Department of Medicine, Medical College of Wisconsin, Milwaukee, Wisconsin.
Cardiovascular Center, Medical College of Wisconsin, Milwaukee, Wisconsin.
Am J Physiol Heart Circ Physiol. 2019 Oct 1;317(4):H705-H710. doi: 10.1152/ajpheart.00370.2019. Epub 2019 Aug 9.
Chemotherapy (CT) is a necessary treatment to prevent the growth and survival of cancer cells. However, CT has a well-established adverse impact on the cardiovascular (CV) system, even years after cessation of treatment. The effects of CT drugs on tumor vasculature have been the focus of much research, but little evidence exists showing the effects on the host microcirculation. Microvascular (MV) dysfunction is an early indicator of numerous CV disease phenotypes, including heart failure. The goal of this study was to evaluate the direct effect of doxorubicin (Dox) on human coronary MV function. To study the effect of CT on the cardiac MV function, flow-mediated dilation (FMD), pharmacologically-induced endothelial dependent dilation to acetylcholine (ACh), and smooth muscle-dependent dilation to papaverine were investigated. Vessels were freshly isolated from atrial appendages of adult patients undergoing cardiopulmonary bypass surgery or from cardiac tissue of pediatric patients, collected at the time of surgery to repair congenital heart defects. Isolated vessels were incubated in endothelial culture medium containing vehicle or Dox (100 nm, 15-20 h) and used to measure dilator function by video microscopy. Ex vivo treatment of adult human coronary microvessels with Dox significantly impaired flow-mediated dilation (FMD). Conversely, in pediatric coronary microvessels, Dox-induced impairment of FMD was significantly reduced in comparison with adult subjects. In both adult and pediatric coronary microvessels, ACh-induced constriction was reversed into dilation in the presence of Dox. Smooth muscle-dependent dilation remained unchanged in all groups tested.
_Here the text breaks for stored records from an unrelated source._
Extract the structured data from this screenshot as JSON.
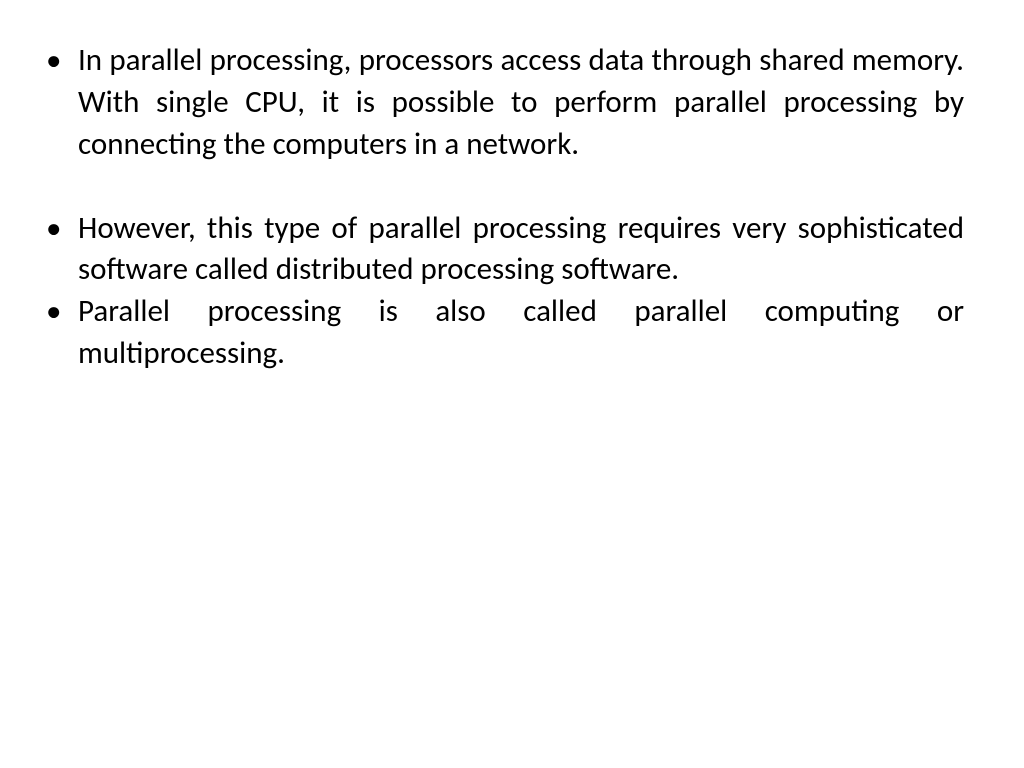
{
  "slide": {
    "bullets": [
      "In parallel processing, processors access data through shared memory. With single CPU, it is possible to perform parallel processing by connecting the computers in a network.",
      "However, this type of parallel processing requires very sophisticated software called distributed processing software.",
      "Parallel processing is also called parallel computing or multiprocessing."
    ]
  }
}
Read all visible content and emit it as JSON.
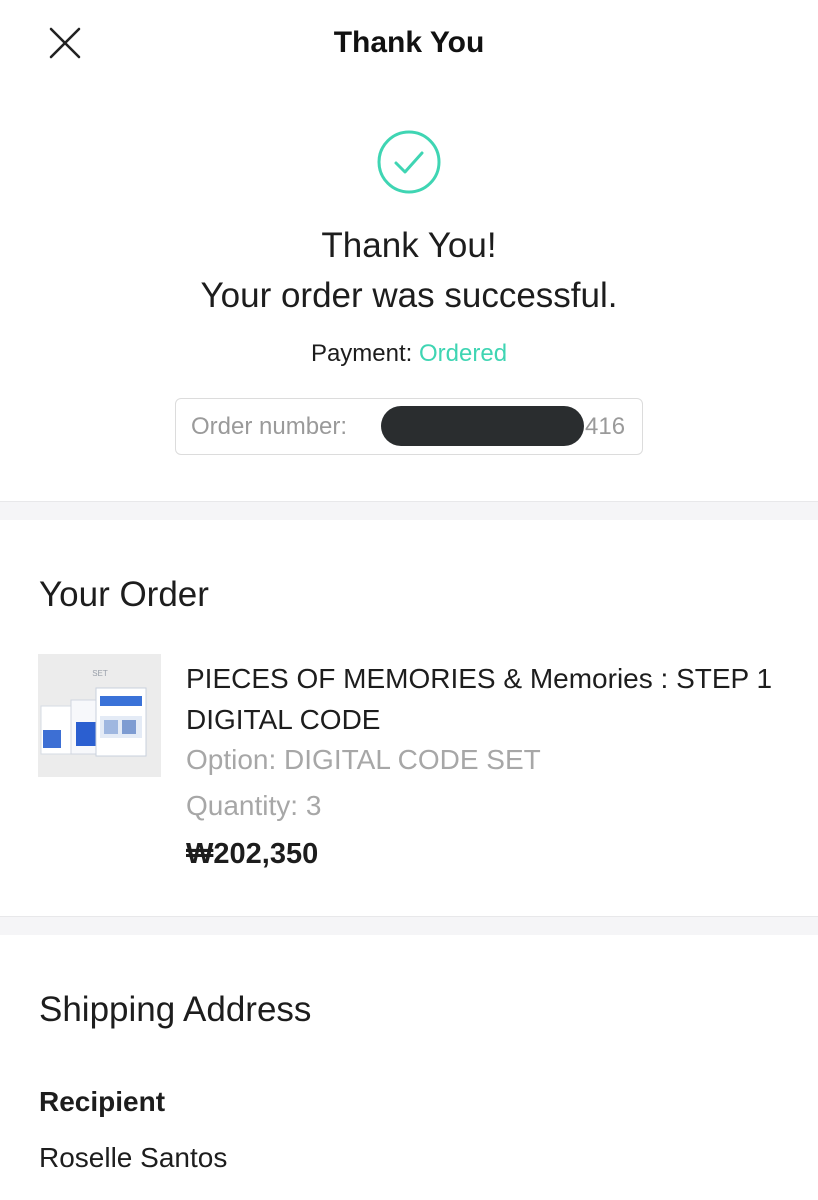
{
  "header": {
    "title": "Thank You",
    "close_icon": "close-icon"
  },
  "confirmation": {
    "icon": "check-circle-icon",
    "accent_color": "#3fd5b3",
    "line1": "Thank You!",
    "line2": "Your order was successful.",
    "payment_label": "Payment:",
    "payment_status": "Ordered",
    "order_number_label": "Order number:",
    "order_number_suffix": "416"
  },
  "your_order": {
    "title": "Your Order",
    "item": {
      "image_caption": "SET",
      "name": "PIECES OF MEMORIES & Memories : STEP 1 DIGITAL CODE",
      "option": "Option: DIGITAL CODE SET",
      "quantity": "Quantity: 3",
      "price": "₩202,350"
    }
  },
  "shipping": {
    "title": "Shipping Address",
    "recipient_label": "Recipient",
    "recipient_name": "Roselle Santos"
  }
}
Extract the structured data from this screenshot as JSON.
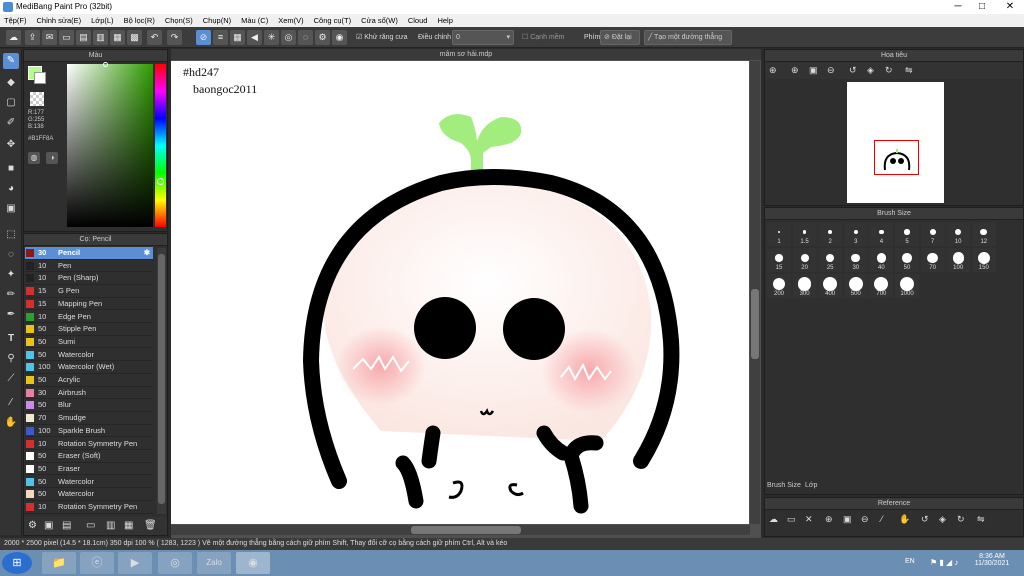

In vessels from adult subjects, acute treatment with Dox in clinically relevant doses caused significant impairment of coronary arteriolar function, whereas vessels from pediatric subjects showed only marginal impairment to the same stressor. This interesting finding might explain the delayed onset of future adverse CV events in children compared with adults after anthracycline therapy. We have characterized, for the first time, human microvascular responses to acute ex vivo exposure to doxorubicin in coronary vessels from patients without cancer. Our data show an augmented impairment of endothelial function in vessels from adult subjects compared with pediatric samples.
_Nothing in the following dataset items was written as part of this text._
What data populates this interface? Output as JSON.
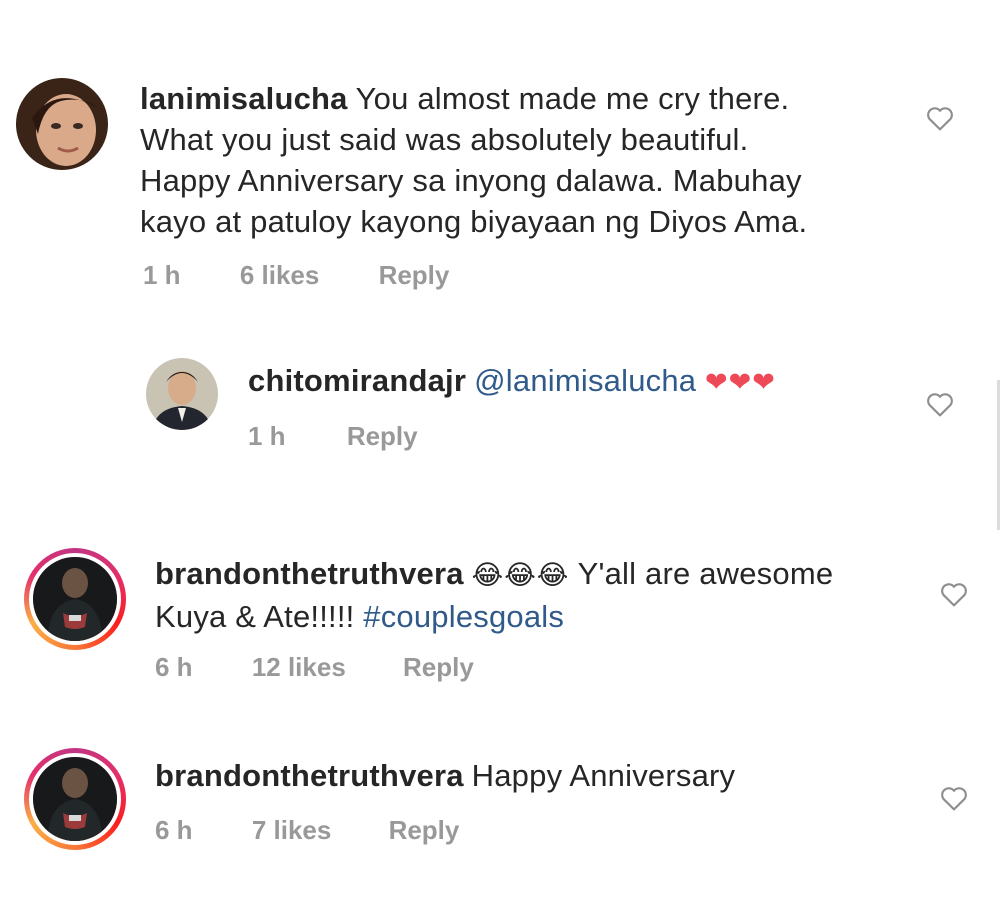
{
  "comments": [
    {
      "username": "lanimisalucha",
      "text_lines": [
        "You almost made me cry there.",
        "What you just said was absolutely beautiful.",
        "Happy Anniversary sa inyong dalawa. Mabuhay",
        "kayo at patuloy kayong biyayaan ng Diyos Ama."
      ],
      "time": "1 h",
      "likes": "6 likes",
      "reply_label": "Reply"
    },
    {
      "username": "chitomirandajr",
      "mention": "@lanimisalucha",
      "emoji": "❤❤❤",
      "time": "1 h",
      "reply_label": "Reply"
    },
    {
      "username": "brandonthetruthvera",
      "emoji": "😂😂😂",
      "text_a": "Y'all are awesome",
      "text_b": "Kuya & Ate!!!!!",
      "hashtag": "#couplesgoals",
      "time": "6 h",
      "likes": "12 likes",
      "reply_label": "Reply"
    },
    {
      "username": "brandonthetruthvera",
      "text": "Happy Anniversary",
      "time": "6 h",
      "likes": "7 likes",
      "reply_label": "Reply"
    }
  ],
  "colors": {
    "text": "#262626",
    "muted": "#999999",
    "link": "#2f5a8a",
    "heart": "#ed4956"
  },
  "icons": {
    "like": "heart-outline-icon"
  }
}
化疗(CT)是预防癌细胞生长和存活的必要治疗方法。然而,CT 对心血管(CV)系统有明确的不良影响,甚至在治疗停止多年后也是如此。CT 药物对肿瘤血管的影响一直是许多研究的焦点,但几乎没有证据表明其对宿主微循环的影响。微血管(MV)功能障碍是许多心血管疾病表型的早期指标,包括心力衰竭。本研究的目的是评估多柔比星(Dox)对人冠状动脉 MV 功能的直接影响。为了研究 CT 对心脏 MV 功能的影响,研究了血流介导的扩张(FMD)、乙酰胆碱(ACh)诱导的内皮依赖性扩张、罂粟碱诱导的平滑肌依赖性扩张。血管从接受心肺旁路手术的成年患者的心房附件或接受先天性心脏缺陷修复手术的儿科患者的心脏组织中新鲜分离出来。分离的血管在含有载体或 Dox(100nm,15-20h)的内皮培养培养基中孵育,并通过视频显微镜测量扩张功能。用 Dox 体外处理成人冠状动脉微血管,明显损害血流介导的扩张(FMD)。相反,在儿科冠状动脉微血管中,与成年患者相比,Dox 诱导的 FMD 损害明显减少。在所有测试的成年和儿科冠状动脉微血管中,ACh 诱导的收缩在 Dox 存在的情况下被逆转为扩张。在所有测试的血管中,平滑肌依赖性扩张保持不变。在接受临床相关剂量的 Dox 急性治疗的成年患者的血管中,导致冠状动脉小动脉功能明显受损,而儿科患者的血管对同一应激因素仅显示出轻微受损。这一有趣的发现可能解释了与接受蒽环类药物治疗的成年人相比,儿童在接受蒽环类药物治疗后未来不良心血管事件的延迟发生。我们首次描述了来自无癌症患者的冠状动脉中人类微血管对急性体外暴露于多柔比星的反应。我们的数据显示,与儿科样本相比,成年患者的血管内皮功能受损程度更大。